PAPA BOUBA DIOP (78′, za Mendesa)

Senegalski piłkarz grał dla Portsmouth nieregularnie, lecz występował w klubie aż do jego spadku. Po nim odszedł do greckiego AEK-u Ateny, z którym w 2011 roku sięgnął po Puchar Grecji. Po zaledwie jednym sezonie spędzonym na południu Europy wrócił jednak do Anglii. Związał się z West Hamem i pomógł mu w powrocie do elity po relegacji, ale nie przedłużono z nim kontraktu. Potem pograł jeszcze krótko dla występującego w Championship Birmingham City. Po zakończeniu współpracy z The Blues zimą 2013 roku zakończył przygodę z futbolem.

Diop zmarł w 2020 roku, jak poinformowano, po długiej chorobie. Choć oficjalnie nie potwierdzono, z jakimi problemami się zmagał, mówiło się, że cierpiał na stwardnienie zanikowe boczne.

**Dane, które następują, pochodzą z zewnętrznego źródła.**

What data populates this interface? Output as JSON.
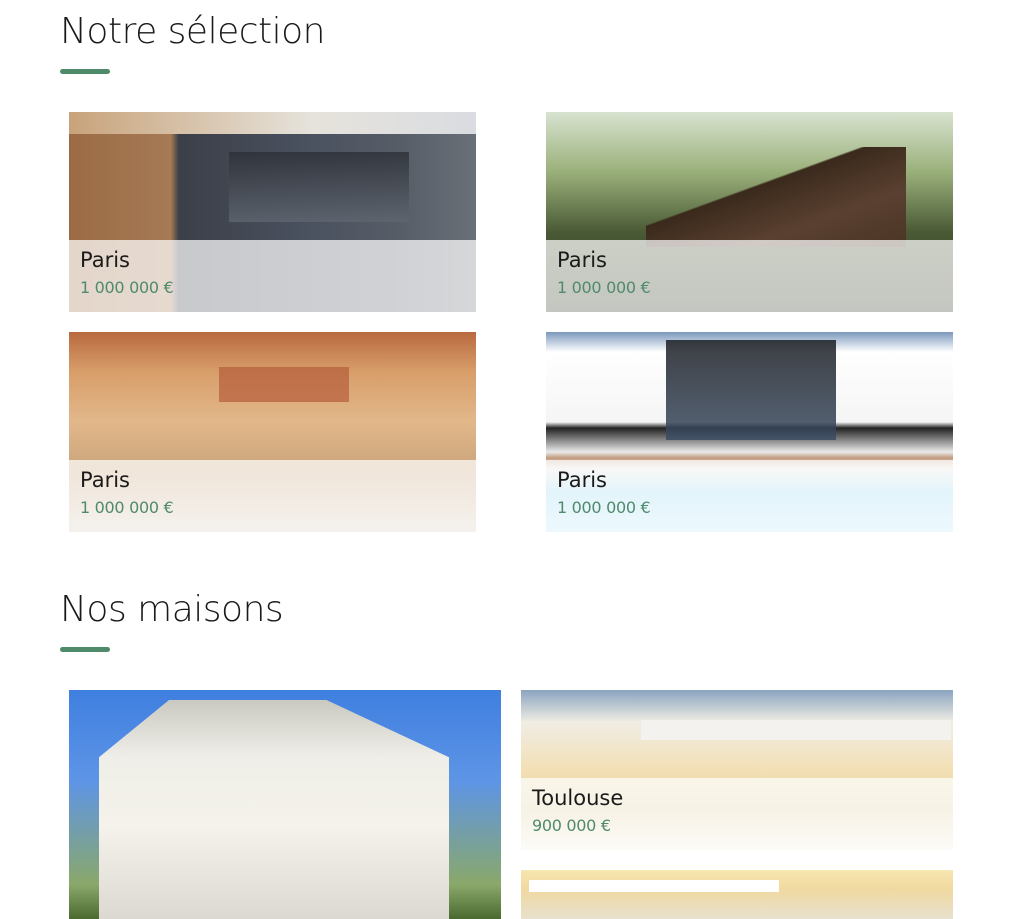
{
  "sections": {
    "selection": {
      "title": "Notre sélection",
      "cards": [
        {
          "city": "Paris",
          "price": "1 000 000 €"
        },
        {
          "city": "Paris",
          "price": "1 000 000 €"
        },
        {
          "city": "Paris",
          "price": "1 000 000 €"
        },
        {
          "city": "Paris",
          "price": "1 000 000 €"
        }
      ]
    },
    "houses": {
      "title": "Nos maisons",
      "cards": [
        {
          "city": "Toulouse",
          "price": "900 000 €"
        }
      ]
    }
  },
  "colors": {
    "accent": "#4f8a6b",
    "text": "#1a1a1a",
    "background": "#ffffff"
  }
}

MILAN BAROŠ (87′, za Kanu)

Łatwo było zapomnieć, że Czech w ogóle grał dla Portsmouth. Pompey wypożyczyli go na pół roku z Olympiqe’u Lyon, ale napastnik nie strzelił w Anglii nawet jednego gola. Po powrocie do kraju nad Sekwaną natychmiast został sprzedany do Galatasaray, gdzie występował do 2013 roku. Potem wędrował po wielu zespołach. Zaliczył kolejno: Baník Ostrava, Antalyaspor, ponownie Banik, Mladę Bolesław, Slovan Liberec, jeszcze raz Baník, a teraz, w wieku 40 lat, występuje w 6-ligowym FK Vigantice.